Jesus came to condemn sin in sinful flesh. In other words Jesus came so that God could be just, delivering justice in regard to the eternal wrongs done by our sins against him. Yet also Jesus came so that God could be the justifier of sinners who would place their faith in His Son. Who doesn’t want to see justice served? Who has ever winced at the miscarriage of justice in our society or in the world? There are crimes that go unsolved. There are criminals who are never caught. There are ledgers that are never reconciled. 
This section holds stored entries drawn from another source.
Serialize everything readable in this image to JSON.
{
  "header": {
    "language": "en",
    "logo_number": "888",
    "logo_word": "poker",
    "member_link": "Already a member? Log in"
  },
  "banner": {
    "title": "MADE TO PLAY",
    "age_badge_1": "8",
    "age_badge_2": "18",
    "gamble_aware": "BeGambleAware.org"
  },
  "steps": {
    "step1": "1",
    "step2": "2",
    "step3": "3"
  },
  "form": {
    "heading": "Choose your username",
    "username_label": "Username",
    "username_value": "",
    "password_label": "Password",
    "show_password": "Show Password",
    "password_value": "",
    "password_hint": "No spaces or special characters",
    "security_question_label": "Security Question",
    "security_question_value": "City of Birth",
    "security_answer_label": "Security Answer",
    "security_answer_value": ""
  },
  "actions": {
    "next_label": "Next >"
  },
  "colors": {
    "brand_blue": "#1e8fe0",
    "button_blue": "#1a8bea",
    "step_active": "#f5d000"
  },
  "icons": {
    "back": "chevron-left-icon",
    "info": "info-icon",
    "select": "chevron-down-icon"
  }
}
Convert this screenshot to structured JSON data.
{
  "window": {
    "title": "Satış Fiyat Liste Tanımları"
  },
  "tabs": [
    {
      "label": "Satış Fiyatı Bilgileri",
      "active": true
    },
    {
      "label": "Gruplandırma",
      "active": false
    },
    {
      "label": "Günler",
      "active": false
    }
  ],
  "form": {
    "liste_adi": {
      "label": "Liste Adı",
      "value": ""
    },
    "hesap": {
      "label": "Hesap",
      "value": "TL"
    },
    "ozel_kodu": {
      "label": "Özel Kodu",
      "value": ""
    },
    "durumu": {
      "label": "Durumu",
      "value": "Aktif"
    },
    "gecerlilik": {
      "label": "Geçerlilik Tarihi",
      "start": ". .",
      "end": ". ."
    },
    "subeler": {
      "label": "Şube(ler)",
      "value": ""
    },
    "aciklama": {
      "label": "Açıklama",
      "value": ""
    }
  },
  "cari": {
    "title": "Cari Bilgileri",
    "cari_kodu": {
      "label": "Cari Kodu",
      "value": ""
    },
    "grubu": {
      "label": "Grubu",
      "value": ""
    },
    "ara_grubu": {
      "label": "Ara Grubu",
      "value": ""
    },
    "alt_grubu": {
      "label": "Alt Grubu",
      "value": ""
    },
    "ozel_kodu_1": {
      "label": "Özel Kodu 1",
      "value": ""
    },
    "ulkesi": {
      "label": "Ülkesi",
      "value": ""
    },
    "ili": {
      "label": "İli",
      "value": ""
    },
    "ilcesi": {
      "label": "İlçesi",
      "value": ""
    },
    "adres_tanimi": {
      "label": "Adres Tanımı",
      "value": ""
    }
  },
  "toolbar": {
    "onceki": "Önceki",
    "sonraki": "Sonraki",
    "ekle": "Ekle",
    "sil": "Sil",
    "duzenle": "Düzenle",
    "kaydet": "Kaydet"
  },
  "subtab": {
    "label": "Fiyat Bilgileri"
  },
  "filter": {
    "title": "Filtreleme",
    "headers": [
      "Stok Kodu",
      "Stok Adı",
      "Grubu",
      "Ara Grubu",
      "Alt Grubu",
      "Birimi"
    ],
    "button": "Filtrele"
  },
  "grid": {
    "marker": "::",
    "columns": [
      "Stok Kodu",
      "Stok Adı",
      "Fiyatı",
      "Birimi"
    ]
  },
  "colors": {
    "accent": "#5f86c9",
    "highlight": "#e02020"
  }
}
Most of the time we function as people who want justice to be served to the person who wrongs us, but we want understanding and a second chance when we wrong another person. If everyone holds that double standard then the state of our world should make rational sense. We’re killing each other in order to get ourselves off the hook. We do it in subtle and not so subtle ways. It has been said that the depravity of mankind is the most empirically verifiable fact, yet the most vehemently denied reality.

3. God provides that which He requires.

Let God be true and every man proved to be a liar. If we are unjust toward each other even while we cry out for justice in the world, then we prove how much we need someone to come in and help us. We need someone who will not be corrupted by our corruption. We need someone who can change not only our circumstances, but who can change our hearts. 

God does both by sending His Son Jesus Christ as a substitute for us, as an atoning sacrifice for our sins. The love of God shared between Father, Son, and Holy Spirit before the world began, was shared with us on purpose. That same love put into action a plan for the salvation of the world after God’s love was rejected. That plan included the rejection of Jesus by the very people he came to save, so that they could turn and be accepted by God. 

Don’t forget then: What God requires of us, God provides for us. Justice is shown forth in God’s wrath poured out on sin on the cross. That wrath is taken by our representative, Jesus Christ. Those who are in Christ through faith have had their wrath meted out. Now all that is left is the eternal love of God, which is what He wanted to give us in the first place.